Je m’attendais à retrouver chez les femmes des pêcheurs anglais quelques-uns de ces costumes caractéristiques dont la vieille Hollande se montre si fière et si jalouse ; mais quel ne fut pas mon désenchantement ! Les cheveux lissés sur les tempes, relevés par derrière dans un filet, les femmes de Brixham, vêtues de robes noires à manches courtes, avec des jupes à volans, ressemblent, pour la coquetterie, aux ouvrières de Londres. Réunies par groupes, assises en face de la mer sur des débris de voiles, sur des mâts couchés à terre ou même sur des chaînes ou des ancres rouillées, elles s’occupent à tricoter des bas de grosse, laine bleue.
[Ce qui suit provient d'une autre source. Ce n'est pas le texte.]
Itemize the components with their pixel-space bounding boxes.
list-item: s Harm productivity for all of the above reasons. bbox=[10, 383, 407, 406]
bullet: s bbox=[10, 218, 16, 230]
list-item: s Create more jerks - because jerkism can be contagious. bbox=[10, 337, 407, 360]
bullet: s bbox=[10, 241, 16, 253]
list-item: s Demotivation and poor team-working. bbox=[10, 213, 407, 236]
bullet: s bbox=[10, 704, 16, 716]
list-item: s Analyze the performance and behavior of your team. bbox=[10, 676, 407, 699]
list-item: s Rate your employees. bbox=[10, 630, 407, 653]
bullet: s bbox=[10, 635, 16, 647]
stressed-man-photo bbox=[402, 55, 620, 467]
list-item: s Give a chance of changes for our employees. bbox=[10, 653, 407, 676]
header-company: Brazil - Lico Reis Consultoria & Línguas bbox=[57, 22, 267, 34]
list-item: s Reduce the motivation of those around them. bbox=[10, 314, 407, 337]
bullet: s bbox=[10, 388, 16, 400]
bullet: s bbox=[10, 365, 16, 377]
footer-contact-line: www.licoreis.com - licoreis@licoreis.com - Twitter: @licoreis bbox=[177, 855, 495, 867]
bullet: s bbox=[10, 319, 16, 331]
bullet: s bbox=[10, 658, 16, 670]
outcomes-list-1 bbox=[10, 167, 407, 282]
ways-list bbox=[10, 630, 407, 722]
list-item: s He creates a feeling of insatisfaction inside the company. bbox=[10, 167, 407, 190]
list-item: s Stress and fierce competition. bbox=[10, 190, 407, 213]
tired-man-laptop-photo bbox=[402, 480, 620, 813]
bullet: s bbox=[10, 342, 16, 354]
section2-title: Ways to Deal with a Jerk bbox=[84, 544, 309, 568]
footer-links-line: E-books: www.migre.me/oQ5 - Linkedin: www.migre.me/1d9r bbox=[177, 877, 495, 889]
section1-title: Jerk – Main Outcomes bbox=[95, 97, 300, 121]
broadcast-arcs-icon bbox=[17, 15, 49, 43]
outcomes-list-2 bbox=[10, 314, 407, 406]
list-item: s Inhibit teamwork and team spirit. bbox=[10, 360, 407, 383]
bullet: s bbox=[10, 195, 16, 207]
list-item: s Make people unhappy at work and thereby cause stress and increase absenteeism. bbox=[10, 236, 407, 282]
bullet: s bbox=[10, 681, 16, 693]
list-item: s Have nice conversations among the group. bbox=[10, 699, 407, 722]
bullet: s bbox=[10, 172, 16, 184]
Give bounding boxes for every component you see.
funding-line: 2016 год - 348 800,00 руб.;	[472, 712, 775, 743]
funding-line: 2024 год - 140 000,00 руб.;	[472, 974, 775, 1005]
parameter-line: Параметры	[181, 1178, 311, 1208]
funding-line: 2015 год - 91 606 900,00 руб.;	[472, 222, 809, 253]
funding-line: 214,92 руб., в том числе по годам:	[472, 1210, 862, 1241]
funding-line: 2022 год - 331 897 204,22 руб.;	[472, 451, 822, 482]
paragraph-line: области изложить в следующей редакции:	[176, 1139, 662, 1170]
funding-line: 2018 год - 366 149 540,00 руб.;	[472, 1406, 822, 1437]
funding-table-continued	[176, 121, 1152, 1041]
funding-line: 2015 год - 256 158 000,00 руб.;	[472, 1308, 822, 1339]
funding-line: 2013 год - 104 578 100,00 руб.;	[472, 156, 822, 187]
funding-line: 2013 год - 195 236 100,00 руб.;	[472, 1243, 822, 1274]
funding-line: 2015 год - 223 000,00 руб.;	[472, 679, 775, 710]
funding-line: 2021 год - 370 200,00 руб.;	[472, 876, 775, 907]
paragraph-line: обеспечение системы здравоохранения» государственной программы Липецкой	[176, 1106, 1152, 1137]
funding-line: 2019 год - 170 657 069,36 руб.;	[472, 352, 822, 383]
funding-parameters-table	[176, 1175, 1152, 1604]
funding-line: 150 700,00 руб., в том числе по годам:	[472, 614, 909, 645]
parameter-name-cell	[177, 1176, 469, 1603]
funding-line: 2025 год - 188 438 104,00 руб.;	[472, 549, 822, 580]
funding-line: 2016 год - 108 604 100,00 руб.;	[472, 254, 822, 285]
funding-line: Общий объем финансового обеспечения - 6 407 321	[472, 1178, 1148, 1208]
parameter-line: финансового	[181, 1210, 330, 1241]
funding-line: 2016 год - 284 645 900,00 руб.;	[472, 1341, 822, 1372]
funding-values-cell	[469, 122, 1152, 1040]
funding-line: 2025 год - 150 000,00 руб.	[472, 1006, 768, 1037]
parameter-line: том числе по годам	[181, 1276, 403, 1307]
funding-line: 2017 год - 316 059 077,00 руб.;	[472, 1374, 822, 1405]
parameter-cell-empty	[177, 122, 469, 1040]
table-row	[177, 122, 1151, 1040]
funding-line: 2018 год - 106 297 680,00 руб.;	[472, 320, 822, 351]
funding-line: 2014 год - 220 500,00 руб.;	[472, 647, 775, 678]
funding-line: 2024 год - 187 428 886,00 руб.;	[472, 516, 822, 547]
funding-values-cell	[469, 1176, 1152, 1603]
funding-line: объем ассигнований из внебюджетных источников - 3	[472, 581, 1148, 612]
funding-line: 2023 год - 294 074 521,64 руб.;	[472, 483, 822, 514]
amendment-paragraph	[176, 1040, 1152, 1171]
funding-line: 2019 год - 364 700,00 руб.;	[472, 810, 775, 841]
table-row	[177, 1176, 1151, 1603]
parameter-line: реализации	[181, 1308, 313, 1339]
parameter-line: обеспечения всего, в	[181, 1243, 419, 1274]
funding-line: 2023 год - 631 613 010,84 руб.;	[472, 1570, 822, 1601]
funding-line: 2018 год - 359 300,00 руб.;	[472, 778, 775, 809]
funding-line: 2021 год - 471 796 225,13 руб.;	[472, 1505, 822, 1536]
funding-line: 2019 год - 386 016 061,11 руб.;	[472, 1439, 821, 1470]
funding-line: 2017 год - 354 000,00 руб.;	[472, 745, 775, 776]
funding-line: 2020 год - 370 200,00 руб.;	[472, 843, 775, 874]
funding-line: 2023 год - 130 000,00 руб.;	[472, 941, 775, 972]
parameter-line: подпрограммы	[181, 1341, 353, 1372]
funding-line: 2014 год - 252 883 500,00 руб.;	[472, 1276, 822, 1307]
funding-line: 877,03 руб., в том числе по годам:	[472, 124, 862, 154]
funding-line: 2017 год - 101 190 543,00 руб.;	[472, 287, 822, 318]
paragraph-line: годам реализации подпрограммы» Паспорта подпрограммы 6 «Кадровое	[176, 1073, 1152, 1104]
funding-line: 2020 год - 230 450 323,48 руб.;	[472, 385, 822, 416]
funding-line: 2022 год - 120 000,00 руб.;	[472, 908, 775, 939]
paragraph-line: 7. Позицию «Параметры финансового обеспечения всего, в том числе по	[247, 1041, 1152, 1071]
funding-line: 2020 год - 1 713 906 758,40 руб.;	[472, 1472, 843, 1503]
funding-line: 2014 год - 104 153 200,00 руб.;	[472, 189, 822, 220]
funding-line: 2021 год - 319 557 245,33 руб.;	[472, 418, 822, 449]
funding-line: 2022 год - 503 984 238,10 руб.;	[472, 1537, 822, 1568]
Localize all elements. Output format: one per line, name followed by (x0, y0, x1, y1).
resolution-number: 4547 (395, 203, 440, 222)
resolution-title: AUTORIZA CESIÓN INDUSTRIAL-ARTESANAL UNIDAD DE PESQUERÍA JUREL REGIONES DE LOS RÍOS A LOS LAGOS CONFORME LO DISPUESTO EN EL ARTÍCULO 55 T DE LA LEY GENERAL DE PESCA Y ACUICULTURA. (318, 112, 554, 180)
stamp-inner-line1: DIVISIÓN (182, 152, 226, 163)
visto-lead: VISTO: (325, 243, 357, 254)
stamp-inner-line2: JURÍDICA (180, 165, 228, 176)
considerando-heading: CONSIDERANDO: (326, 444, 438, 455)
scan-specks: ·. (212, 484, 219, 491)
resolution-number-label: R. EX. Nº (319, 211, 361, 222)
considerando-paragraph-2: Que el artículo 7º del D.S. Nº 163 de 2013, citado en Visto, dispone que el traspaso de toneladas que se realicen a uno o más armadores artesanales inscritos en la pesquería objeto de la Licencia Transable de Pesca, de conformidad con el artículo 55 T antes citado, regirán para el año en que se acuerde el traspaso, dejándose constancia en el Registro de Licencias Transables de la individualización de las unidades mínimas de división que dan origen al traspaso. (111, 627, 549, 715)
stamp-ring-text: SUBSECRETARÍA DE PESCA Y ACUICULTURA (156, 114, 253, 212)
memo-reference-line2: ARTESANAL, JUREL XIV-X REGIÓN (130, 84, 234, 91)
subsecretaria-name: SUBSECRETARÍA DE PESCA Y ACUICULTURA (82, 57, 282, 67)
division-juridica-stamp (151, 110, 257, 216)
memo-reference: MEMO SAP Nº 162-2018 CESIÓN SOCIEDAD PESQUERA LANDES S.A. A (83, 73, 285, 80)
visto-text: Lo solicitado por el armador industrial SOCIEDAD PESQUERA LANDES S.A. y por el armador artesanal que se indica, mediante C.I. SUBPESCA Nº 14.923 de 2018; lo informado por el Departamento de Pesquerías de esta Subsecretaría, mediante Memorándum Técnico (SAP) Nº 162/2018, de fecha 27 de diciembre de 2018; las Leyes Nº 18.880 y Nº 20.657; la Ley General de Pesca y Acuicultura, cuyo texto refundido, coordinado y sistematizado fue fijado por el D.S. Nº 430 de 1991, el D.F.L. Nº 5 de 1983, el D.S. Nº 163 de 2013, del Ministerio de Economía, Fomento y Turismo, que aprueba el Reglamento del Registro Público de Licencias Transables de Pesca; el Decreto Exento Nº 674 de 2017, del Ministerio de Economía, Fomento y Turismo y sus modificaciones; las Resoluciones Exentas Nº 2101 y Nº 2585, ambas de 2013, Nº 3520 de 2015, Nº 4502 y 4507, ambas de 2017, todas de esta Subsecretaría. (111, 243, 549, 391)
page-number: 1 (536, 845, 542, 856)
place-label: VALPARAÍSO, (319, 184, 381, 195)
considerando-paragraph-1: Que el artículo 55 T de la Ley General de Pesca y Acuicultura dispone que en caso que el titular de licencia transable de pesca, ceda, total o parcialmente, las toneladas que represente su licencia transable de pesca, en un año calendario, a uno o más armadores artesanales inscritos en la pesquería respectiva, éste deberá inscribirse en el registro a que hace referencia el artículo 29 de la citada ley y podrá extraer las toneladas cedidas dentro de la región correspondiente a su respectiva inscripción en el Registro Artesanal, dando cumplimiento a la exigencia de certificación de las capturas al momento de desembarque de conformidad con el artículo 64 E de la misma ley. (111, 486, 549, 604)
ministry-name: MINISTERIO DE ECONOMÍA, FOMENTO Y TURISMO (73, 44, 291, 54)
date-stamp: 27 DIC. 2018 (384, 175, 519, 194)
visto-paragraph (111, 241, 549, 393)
L’une d’elles, la plus pauvre de toutes, autant que j’en pus juger par les apparences, avait deux enfans dans les bras, deux jumeaux. « Si du moins, me disait-elle, le ciel m’en eût donné trois à la fois, la reine m’aurait envoyé un cadeau de 3 guinées[1], mais de telles bonnes fortunes ne sont point faites pour les femmes de Brixham. Notre ville est condamnée ; les poissons s’en vont, et les enfans viennent beaucoup trop vite. » Je dois ajouter que la population de Brixham, hommes et femmes, accepte sans découragement l’épreuve de la mauvaise fortune. En somme, l’activité de la ville ne s’est point ralentie. Du côté du chantier pour la construction des navires, un bruit de scies et de marteaux porte au loin sur les vagues la bonne nouvelle du travail ; on élève un second môle, en avant du premier, pour abriter les vaisseaux, qui jettent maintenant l’ancre à découvert dans l’embouchure de la baie ; les manufactures de voiles et de filets, qui sont en grande partie dans la main des femmes, présentent des théâtres d’industrie des plus animés. Ces filets, connus sous le nom de trawls, impriment un caractère tout particulier à la pêche du Devonshire. Le trawl a de trente à soixante-dix pieds de long, et présente la forme d’un sac. On le promène au fond de la

  1. C’est en effet la coutume dans tout le royaume-uni.